Smoke began to curl from Bethesda’s lips, but again, somehow, she forced the words out.

“I. Am. A. Whore.”

“And a desperate one at that,” the Empress Mother agreed, turning to her son, who had yet to say a word. “You see now, my Emperor? It’s just as I told you. Bethesda the Broodmare is the worst kind of trash. Even before she killed her father, she was famous for shamelessly seducing bigger, better dragons to add more soldiers to her infant army. She’s barely five hundred years old, and already she’s laid five clutches. Five! The last of which hatched just last year.”

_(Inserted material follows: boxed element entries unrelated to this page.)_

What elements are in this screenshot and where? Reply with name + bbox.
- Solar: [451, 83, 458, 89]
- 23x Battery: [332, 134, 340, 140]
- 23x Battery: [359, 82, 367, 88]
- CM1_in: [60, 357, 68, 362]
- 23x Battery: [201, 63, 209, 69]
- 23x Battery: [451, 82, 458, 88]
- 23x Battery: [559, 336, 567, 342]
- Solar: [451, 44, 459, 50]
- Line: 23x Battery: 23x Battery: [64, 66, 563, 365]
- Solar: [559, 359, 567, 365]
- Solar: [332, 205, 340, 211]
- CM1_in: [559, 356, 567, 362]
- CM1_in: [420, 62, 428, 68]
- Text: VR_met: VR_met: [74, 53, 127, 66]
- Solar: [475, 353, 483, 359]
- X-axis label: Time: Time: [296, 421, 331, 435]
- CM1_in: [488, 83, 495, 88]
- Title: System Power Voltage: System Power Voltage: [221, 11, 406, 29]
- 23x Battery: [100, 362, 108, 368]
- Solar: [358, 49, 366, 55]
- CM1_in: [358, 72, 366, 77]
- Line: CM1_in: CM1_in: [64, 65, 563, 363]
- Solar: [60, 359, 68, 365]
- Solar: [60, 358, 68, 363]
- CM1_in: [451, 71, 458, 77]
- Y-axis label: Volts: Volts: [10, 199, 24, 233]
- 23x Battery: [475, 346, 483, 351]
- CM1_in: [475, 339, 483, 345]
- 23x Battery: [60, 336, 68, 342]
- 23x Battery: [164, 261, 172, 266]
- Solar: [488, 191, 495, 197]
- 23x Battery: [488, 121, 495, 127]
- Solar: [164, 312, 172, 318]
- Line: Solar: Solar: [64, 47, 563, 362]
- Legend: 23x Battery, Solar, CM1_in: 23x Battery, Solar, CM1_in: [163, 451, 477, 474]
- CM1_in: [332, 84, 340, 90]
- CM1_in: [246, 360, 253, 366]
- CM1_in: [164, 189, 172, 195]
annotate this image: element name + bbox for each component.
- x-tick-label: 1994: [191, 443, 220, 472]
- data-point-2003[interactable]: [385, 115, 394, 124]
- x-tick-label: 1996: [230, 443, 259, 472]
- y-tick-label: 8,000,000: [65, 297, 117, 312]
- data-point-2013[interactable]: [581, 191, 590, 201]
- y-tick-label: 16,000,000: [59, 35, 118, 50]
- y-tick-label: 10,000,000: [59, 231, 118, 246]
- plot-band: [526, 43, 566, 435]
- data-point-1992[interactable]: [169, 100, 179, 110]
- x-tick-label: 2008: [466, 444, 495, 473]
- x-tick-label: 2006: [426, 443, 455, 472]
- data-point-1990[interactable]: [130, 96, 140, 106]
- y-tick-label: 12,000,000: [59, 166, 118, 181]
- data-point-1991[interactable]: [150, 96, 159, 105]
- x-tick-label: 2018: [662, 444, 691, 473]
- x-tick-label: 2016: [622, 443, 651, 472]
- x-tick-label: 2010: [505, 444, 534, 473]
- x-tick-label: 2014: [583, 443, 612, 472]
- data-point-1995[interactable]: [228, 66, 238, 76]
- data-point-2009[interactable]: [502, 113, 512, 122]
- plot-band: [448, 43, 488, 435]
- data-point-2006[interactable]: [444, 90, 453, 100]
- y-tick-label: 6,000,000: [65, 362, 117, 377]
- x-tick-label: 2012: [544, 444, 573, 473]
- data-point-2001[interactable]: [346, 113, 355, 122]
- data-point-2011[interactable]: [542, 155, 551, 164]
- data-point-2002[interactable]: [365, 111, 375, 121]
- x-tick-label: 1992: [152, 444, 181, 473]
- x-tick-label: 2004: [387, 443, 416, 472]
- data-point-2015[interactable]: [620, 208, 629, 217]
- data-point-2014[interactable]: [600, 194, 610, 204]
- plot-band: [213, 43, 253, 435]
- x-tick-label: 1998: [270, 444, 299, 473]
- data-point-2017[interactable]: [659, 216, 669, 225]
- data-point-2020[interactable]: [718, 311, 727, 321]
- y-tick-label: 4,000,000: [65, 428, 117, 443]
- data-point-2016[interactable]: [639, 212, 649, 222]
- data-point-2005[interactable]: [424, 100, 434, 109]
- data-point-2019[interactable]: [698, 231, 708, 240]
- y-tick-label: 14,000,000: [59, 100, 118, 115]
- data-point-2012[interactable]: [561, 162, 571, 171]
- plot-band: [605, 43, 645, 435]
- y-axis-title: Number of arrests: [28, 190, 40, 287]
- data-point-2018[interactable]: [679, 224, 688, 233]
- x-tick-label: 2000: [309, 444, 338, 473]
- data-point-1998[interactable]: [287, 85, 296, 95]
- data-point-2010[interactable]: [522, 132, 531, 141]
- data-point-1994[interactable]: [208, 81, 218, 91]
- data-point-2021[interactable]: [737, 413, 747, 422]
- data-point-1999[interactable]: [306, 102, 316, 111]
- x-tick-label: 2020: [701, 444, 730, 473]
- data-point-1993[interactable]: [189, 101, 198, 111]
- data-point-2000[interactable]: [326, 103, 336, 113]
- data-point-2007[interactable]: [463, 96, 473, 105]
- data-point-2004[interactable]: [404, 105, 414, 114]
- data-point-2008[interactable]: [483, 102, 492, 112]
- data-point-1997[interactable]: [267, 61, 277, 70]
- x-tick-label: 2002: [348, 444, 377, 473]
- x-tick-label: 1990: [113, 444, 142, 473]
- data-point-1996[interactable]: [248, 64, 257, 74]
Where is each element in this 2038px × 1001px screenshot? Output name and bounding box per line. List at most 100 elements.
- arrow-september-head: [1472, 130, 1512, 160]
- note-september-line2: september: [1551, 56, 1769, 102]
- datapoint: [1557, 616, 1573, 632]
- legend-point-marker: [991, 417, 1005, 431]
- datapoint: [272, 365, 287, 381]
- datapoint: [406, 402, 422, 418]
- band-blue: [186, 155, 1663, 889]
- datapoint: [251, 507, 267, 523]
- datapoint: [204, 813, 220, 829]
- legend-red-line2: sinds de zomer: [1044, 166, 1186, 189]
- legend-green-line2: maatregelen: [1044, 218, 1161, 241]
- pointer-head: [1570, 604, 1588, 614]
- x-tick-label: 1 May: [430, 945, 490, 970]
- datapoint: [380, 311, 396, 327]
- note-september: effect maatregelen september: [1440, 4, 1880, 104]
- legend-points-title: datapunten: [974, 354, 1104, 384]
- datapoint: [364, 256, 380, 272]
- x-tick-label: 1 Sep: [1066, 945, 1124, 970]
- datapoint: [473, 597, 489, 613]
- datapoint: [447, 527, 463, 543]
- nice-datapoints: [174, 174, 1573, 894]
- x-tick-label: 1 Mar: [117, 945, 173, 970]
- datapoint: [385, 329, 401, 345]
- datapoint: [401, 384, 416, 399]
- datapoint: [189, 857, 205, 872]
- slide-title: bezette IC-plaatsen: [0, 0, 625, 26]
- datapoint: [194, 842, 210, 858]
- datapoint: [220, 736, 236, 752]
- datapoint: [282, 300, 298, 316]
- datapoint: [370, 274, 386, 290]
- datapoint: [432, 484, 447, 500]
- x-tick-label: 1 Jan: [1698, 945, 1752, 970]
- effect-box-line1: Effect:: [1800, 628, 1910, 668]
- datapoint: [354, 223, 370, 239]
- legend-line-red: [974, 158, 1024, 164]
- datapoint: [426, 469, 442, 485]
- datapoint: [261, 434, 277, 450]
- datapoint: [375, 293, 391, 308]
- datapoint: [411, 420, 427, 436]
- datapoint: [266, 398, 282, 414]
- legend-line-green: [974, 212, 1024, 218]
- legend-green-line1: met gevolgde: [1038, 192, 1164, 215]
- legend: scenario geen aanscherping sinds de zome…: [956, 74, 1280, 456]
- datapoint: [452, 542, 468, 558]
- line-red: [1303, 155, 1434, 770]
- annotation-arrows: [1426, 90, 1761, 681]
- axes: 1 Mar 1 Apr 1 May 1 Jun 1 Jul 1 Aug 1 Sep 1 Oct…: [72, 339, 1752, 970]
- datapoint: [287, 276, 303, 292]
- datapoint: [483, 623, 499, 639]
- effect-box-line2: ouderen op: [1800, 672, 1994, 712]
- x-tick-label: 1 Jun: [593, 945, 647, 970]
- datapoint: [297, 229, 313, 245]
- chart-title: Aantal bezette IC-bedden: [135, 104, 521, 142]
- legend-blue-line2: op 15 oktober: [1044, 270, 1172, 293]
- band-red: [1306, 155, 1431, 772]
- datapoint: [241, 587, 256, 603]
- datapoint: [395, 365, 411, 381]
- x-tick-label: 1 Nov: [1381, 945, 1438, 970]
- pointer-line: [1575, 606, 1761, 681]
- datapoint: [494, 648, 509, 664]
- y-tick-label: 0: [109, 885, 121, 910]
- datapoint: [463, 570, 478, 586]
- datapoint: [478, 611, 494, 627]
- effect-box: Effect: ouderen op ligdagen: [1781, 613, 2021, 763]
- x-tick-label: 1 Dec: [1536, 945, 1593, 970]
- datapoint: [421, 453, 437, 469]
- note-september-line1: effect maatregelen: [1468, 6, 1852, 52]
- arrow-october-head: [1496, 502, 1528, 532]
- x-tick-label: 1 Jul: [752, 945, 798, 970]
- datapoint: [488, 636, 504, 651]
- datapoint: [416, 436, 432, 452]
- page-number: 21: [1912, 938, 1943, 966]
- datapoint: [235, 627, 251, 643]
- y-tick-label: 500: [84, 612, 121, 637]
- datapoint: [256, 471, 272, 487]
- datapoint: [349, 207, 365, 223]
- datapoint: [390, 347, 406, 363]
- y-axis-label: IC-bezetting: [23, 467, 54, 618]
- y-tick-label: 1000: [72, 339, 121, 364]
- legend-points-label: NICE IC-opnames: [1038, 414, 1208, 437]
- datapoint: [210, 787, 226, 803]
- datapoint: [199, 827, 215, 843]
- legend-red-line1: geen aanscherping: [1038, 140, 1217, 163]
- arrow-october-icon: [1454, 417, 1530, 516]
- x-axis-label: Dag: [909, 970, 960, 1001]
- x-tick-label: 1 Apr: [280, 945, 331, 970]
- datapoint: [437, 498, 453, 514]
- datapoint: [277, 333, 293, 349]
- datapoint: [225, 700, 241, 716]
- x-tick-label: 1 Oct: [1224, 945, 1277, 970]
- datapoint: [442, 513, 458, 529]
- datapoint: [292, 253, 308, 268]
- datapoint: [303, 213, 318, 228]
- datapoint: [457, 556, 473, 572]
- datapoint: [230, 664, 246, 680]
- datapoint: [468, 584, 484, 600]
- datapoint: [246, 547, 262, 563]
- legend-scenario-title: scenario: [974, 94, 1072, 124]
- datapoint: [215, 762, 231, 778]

Her beady red eyes snapped back to Chelsie. “With such a mother, how can we expect the child to be different? Bethesda claims it was her daughter’s idea, but it is obvious to me that this whole mess was yet another of the Broodmare’s plots. I wouldn’t let her breed her filth into one of our clans, so she sent her daughter to worm her way in by deceit instead. And why not? The Broodmare and her children are cut from the same cloth. The lot of them are nothing but hungry, grasping scavengers who’ll take power any way they can snatch it. They are incapable of speaking the truth and unworthy of your presence. I advise you to kill them both now before they poison our ears with more treachery.”

Bethesda shot to her feet. “Youlying—”

The Empress Mother waved her hand, and dragon magic stronger and older than anything Chelsie had ever felt crashed down on top of them, forcing the Heartstriker back to her knees. “Worms do not stand in the presence of dragons,” she snarled, baring her yellowed teeth. “A creature such as you does not deserve the gift of the Golden Emperor’s condescension, much less his mercy! The best you can hope for is a swift—”

The dragon beside her lifted his hand, and the Empress Mother’s rant cut off mid-breath.

“Is it true?”

His voice was as lovely as the golden throne he sat on. So rich and inviting, it drained the anger from the air. Even Bethesda relaxed when he spoke, but Chelsie could only lower her head. It was impossible to see through the golden shroud he wore to hide the glory of his face from the undeserving, but now as before, Chelsie could feel his eyes through the heavy fabric, boring into her like knives as he repeated the question.

“Is it true, Chelsie?”

The sound of that voice saying her name was almost too much to take. Everyone in the room was looking at her now, including Bethesda, who seemed to be holding her breath. She was wondering if there was any way she could sink straight into the stone when the Golden Emperor snapped, “Look at me.”